Solution Lifecycle Thinking
Does it cost more to implement with the iSeries? Sometimes. Though IBM has done a reasonable job of lowering the costs for standard packaged solutions, iSeries solutions do, in fact, tend to cost more. Sometimes they cost a whole bunch more.
However, should the standard be based merely upon how much it costs to deliver the solution without evaluating how long the solution is to be used over time? If the solution is to be a real infrastructural addition--something that will support the business over the long haul--is your management placing a value on its longevity? On Wintel and UNIX boxes, the cost-to-benefit ratio of application software may be small, but the proven life-cycle of the applications are usually only three or four years. On the iSeries, however, the application solutions--solutions that have been designed for long-term use by iSeries customers--have often proven to be successful for a decade or more.

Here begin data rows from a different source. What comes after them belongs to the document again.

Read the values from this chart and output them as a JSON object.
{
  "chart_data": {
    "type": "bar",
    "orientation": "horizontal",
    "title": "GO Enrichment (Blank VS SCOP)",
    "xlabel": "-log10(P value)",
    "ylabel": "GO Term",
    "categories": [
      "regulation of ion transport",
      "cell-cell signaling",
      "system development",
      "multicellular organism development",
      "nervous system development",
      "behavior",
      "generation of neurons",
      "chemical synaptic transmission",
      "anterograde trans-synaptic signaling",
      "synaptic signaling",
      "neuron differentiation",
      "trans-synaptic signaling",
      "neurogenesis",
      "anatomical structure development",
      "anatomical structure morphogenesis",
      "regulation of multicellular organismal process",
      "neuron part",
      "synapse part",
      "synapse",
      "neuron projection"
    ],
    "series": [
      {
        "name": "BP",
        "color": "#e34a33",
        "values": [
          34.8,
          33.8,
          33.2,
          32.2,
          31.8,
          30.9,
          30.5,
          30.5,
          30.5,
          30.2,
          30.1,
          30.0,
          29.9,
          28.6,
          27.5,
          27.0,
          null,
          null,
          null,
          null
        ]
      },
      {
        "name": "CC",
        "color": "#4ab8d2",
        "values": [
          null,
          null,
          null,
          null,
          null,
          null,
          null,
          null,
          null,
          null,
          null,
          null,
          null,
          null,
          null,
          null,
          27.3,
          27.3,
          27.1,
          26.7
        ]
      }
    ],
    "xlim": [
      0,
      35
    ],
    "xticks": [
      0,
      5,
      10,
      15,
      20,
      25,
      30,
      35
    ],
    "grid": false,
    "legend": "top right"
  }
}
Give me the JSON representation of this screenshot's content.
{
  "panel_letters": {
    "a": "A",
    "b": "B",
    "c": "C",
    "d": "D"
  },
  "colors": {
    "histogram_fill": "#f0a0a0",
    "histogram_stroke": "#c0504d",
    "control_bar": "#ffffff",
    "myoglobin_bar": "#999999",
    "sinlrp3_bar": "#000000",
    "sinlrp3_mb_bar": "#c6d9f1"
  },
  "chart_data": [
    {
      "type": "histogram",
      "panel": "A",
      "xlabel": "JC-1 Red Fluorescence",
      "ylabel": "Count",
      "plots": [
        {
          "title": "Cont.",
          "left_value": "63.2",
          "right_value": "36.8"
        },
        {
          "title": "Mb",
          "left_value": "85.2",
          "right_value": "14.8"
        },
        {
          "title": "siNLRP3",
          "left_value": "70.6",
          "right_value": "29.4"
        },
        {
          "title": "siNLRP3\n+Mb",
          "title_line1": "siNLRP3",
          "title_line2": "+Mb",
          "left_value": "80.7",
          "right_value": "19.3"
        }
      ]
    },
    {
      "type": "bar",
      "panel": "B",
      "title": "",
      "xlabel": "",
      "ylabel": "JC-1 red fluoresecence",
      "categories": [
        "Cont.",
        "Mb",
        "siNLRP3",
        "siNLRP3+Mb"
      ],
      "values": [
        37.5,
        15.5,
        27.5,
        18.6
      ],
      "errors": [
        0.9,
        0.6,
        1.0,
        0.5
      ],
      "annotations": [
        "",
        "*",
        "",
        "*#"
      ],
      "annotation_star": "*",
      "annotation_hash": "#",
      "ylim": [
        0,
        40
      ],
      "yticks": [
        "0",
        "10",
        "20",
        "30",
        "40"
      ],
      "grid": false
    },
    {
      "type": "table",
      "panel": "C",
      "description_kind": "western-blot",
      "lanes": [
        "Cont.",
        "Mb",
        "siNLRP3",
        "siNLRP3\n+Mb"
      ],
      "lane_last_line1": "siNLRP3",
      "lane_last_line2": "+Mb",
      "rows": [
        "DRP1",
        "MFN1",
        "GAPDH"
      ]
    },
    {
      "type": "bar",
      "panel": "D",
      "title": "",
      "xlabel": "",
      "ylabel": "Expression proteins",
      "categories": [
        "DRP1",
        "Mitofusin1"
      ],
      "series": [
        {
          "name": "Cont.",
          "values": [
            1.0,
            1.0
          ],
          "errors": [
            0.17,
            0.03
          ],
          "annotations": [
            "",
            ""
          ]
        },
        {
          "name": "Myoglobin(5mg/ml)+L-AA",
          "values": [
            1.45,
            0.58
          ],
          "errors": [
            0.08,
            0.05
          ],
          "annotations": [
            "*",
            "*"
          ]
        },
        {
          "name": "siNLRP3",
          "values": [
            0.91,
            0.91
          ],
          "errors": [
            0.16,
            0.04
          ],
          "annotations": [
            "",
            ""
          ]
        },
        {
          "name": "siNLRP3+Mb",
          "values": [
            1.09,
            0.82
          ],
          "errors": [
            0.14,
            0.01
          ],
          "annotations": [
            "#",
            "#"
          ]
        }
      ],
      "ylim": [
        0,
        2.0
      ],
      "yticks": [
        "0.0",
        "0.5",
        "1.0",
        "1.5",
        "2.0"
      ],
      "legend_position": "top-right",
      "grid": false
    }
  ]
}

Furthermore, each iSeries solution usually has a real track record over time, proving IBM's contention that the iSeries delivers the best ROI at the lowest total cost of ownership.
So what does this prove? Application software does, in fact, rot! But real infrastructural solutions should not. They should offer a basis upon which the company can build for the future. And that's where the iSeries offers real proven value to your organization.
Changing Management's Perspective
What I'm aiming at is that "making sense" to management sometimes goes against the wisdom they've received from industry pundits about what is a good IT business decision. In some managers' minds the iSeries is obsolete. It's WP 5.0. To get them to understand what makes real business sense, you've got to go beyond selling applications and connect with them by selling long-term "solutions." So, sometimes selling an iSeries to managment requires more than just making sense.
Choose Your Battles
Don't get me wrong! I'm not proposing that every solution your team builds should go on the iSeries. In fact, selecting a solution based merely upon some ability to run on an iSeries is perhaps the furthest thing from my mind. After all, when one considers that your organization can run Windows, UNIX, and Linux applications on an iSeries--as well as native OS/400 application software--what would be the point?
What I am suggesting is that there is a legitimate space in your management's IT strategy for using the iSeries, and that profile is defined by long-term business goals and serious infrastructural information needs. It's a profile that identifies "growth" as an operative word, "stable" as a critical parameter, and "robust" as a descriptive adjective.
Given that the iSeries fits that profile perfectly--and has the track record to prove it--you should be able to choose your management battles wisely and win more than your fair share of projects for your iSeries installation.